Unexpectedly, the duke's ominous expression lightened with genuine amusement. "If Lord Gilbert wants to maintain his influence in those circles, he won't want to make an adversary of me. At the risk of sounding immodest, Martin, I am one of those 'people who count.'"

After Martin had left, Clayton got up and walked over to the window. Leaning his shoulder against the frame, he gazed at workmen constructing a small rustic pavillion at the far end of the lawn near the woods.

If Martin had come to him yesterday, rather than today, and urged him to order Whitney to marry him, he might have given the idea more consideration. Until last night, Whitney had simply been a possession he had acquired-a valued possession, perhaps even a treasured one, but a possession nonetheless.

On the night of the Armands' masquerade, he'd briefly considered making Whitney his mistress, but deflowering a gently reared virgin violated even his relaxed code of honor where women were concerned. Then, too, it was his duty to marry and provide an heir, a responsibility of which he had been constantly reminded from the day he came of age. And so, as he gazed down into her radiant, laughing face in the Armands' garden, he had arrived at a highly satisfactory solution to the dual problem of his duty and his desire: He would marry Whitney Stone.

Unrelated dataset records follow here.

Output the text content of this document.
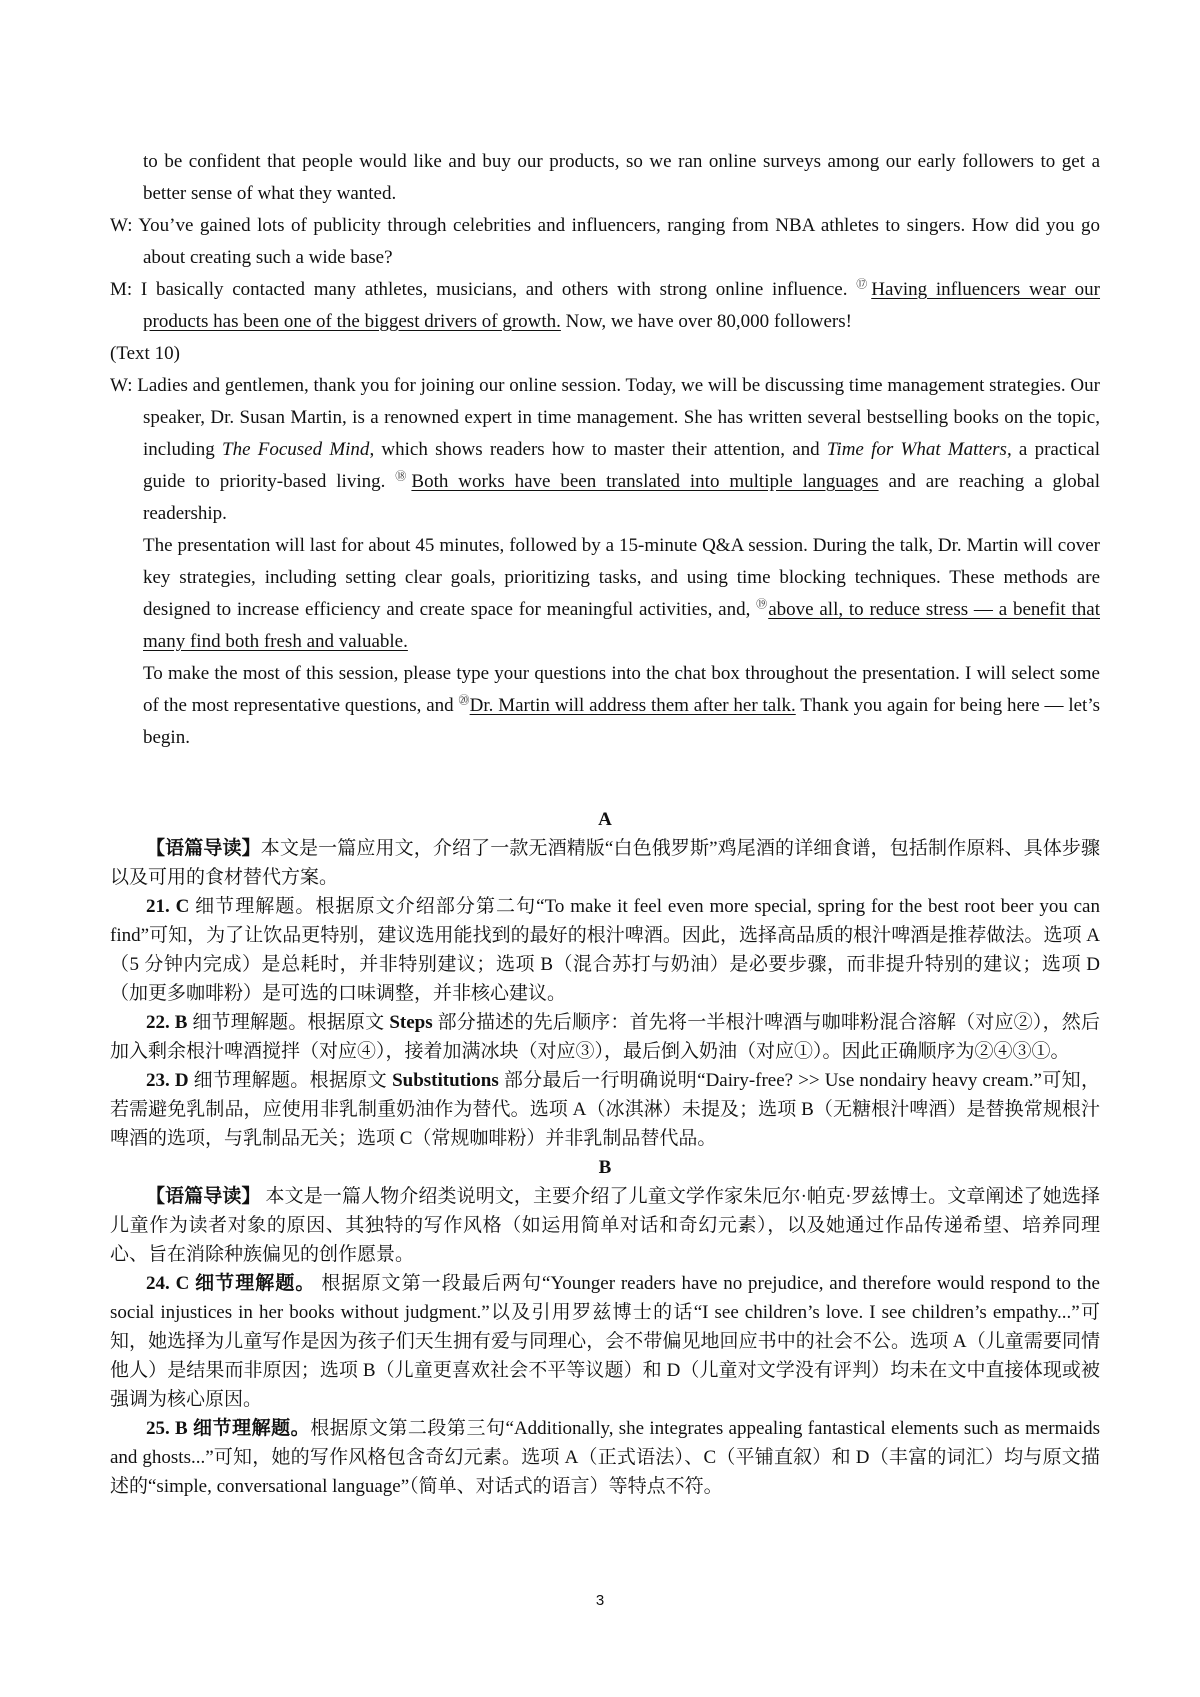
to be confident that people would like and buy our products, so we ran online surveys among our early followers to get a better sense of what they wanted.

W: You’ve gained lots of publicity through celebrities and influencers, ranging from NBA athletes to singers. How did you go about creating such a wide base?

M: I basically contacted many athletes, musicians, and others with strong online influence. ⑰Having influencers wear our products has been one of the biggest drivers of growth. Now, we have over 80,000 followers!

(Text 10)

W: Ladies and gentlemen, thank you for joining our online session. Today, we will be discussing time management strategies. Our speaker, Dr. Susan Martin, is a renowned expert in time management. She has written several bestselling books on the topic, including The Focused Mind, which shows readers how to master their attention, and Time for What Matters, a practical guide to priority-based living. ⑱Both works have been translated into multiple languages and are reaching a global readership.

The presentation will last for about 45 minutes, followed by a 15-minute Q&A session. During the talk, Dr. Martin will cover key strategies, including setting clear goals, prioritizing tasks, and using time blocking techniques. These methods are designed to increase efficiency and create space for meaningful activities, and, ⑲above all, to reduce stress — a benefit that many find both fresh and valuable.

To make the most of this session, please type your questions into the chat box throughout the presentation. I will select some of the most representative questions, and ⑳Dr. Martin will address them after her talk. Thank you again for being here — let’s begin.

A

【语篇导读】本文是一篇应用文，介绍了一款无酒精版“白色俄罗斯”鸡尾酒的详细食谱，包括制作原料、具体步骤以及可用的食材替代方案。

21. C 细节理解题。根据原文介绍部分第二句“To make it feel even more special, spring for the best root beer you can find”可知，为了让饮品更特别，建议选用能找到的最好的根汁啤酒。因此，选择高品质的根汁啤酒是推荐做法。选项 A（5 分钟内完成）是总耗时，并非特别建议；选项 B（混合苏打与奶油）是必要步骤，而非提升特别的建议；选项 D（加更多咖啡粉）是可选的口味调整，并非核心建议。

22. B 细节理解题。根据原文 Steps 部分描述的先后顺序：首先将一半根汁啤酒与咖啡粉混合溶解（对应②），然后加入剩余根汁啤酒搅拌（对应④），接着加满冰块（对应③），最后倒入奶油（对应①）。因此正确顺序为②④③①。

23. D 细节理解题。根据原文 Substitutions 部分最后一行明确说明“Dairy-free? >> Use nondairy heavy cream.”可知，若需避免乳制品，应使用非乳制重奶油作为替代。选项 A（冰淇淋）未提及；选项 B（无糖根汁啤酒）是替换常规根汁啤酒的选项，与乳制品无关；选项 C（常规咖啡粉）并非乳制品替代品。

B

【语篇导读】 本文是一篇人物介绍类说明文，主要介绍了儿童文学作家朱厄尔·帕克·罗兹博士。文章阐述了她选择儿童作为读者对象的原因、其独特的写作风格（如运用简单对话和奇幻元素），以及她通过作品传递希望、培养同理心、旨在消除种族偏见的创作愿景。

24. C 细节理解题。 根据原文第一段最后两句“Younger readers have no prejudice, and therefore would respond to the social injustices in her books without judgment.”以及引用罗兹博士的话“I see children’s love. I see children’s empathy...”可知，她选择为儿童写作是因为孩子们天生拥有爱与同理心，会不带偏见地回应书中的社会不公。选项 A（儿童需要同情他人）是结果而非原因；选项 B（儿童更喜欢社会不平等议题）和 D（儿童对文学没有评判）均未在文中直接体现或被强调为核心原因。

25. B 细节理解题。根据原文第二段第三句“Additionally, she integrates appealing fantastical elements such as mermaids and ghosts...”可知，她的写作风格包含奇幻元素。选项 A（正式语法）、C（平铺直叙）和 D（丰富的词汇）均与原文描述的“simple, conversational language”（简单、对话式的语言）等特点不符。

3
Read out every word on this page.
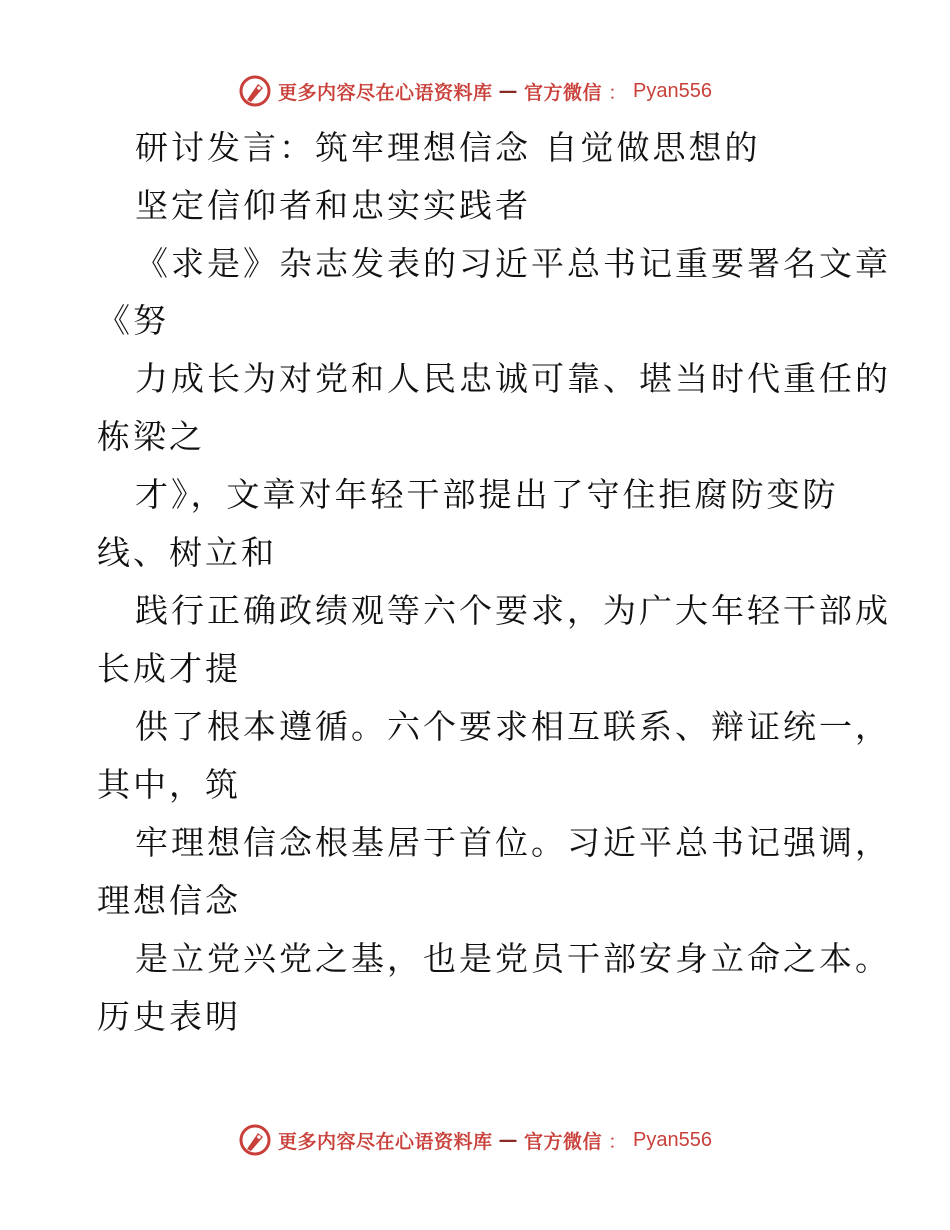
更多内容尽在心语资料库 — 官方微信 ： Pyan556
研讨发言：筑牢理想信念 自觉做思想的
坚定信仰者和忠实实践者
《求是》杂志发表的习近平总书记重要署名文章
《努
力成长为对党和人民忠诚可靠、堪当时代重任的
栋梁之
才》，文章对年轻干部提出了守住拒腐防变防
线、树立和
践行正确政绩观等六个要求，为广大年轻干部成
长成才提
供了根本遵循。六个要求相互联系、辩证统一，
其中，筑
牢理想信念根基居于首位。习近平总书记强调，
理想信念
是立党兴党之基，也是党员干部安身立命之本。
历史表明
更多内容尽在心语资料库 — 官方微信 ： Pyan556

Until last night, Whitney had merely been the delightful object of his lustful thoughts, and the future mother of his needed heir. But last night, that had changed. Last night, she had touched a tenderness, a protectiveness, within him that he never knew existed.

He had listened to her laughingly telling a story that seemed more sad than funny to him, a story about a motherless young girl who was made to play at a stupid musicale in front of a roomful of thoughtless people and, for the first time, he had realized the pain and frustration, the angry humiliation, she must have felt as a girl.

He didn't like most of her neighbors; they struck him as small-minded, gossipy country bumpkins, and from the moment word had reached them that Whitney was returning from France, they had regaled each other-and him-with endless tales of her girlish antics and her youthful pursuit of Paul Sevarin.

If showing them all that she could bewitch Sevarin was the only way Whitney could regain her pride, then Clayton was wiling to allow her to do it. Let her show the villagers she had captivated Sevarin for a few days more. Clayton could wait that long . . . provided that Sevarin didn't actually screw up the courage to ask her father for her hand. Clayton's leniency toward Whitney did not extend to allowing her actually to betroth herself to another man. That he would not tolerate.

His mind made up, Clayton went back to the table. Martin was going to be gone for five days, and that was too long to wait to see Whitney again. He needed some excuse to see her in the meantime, some ploy to make her agree to see him. He considered the possibilities and, with a satisfied grin, remembered she had challenged him to a race in which she would ride Dangerous Crossing against him.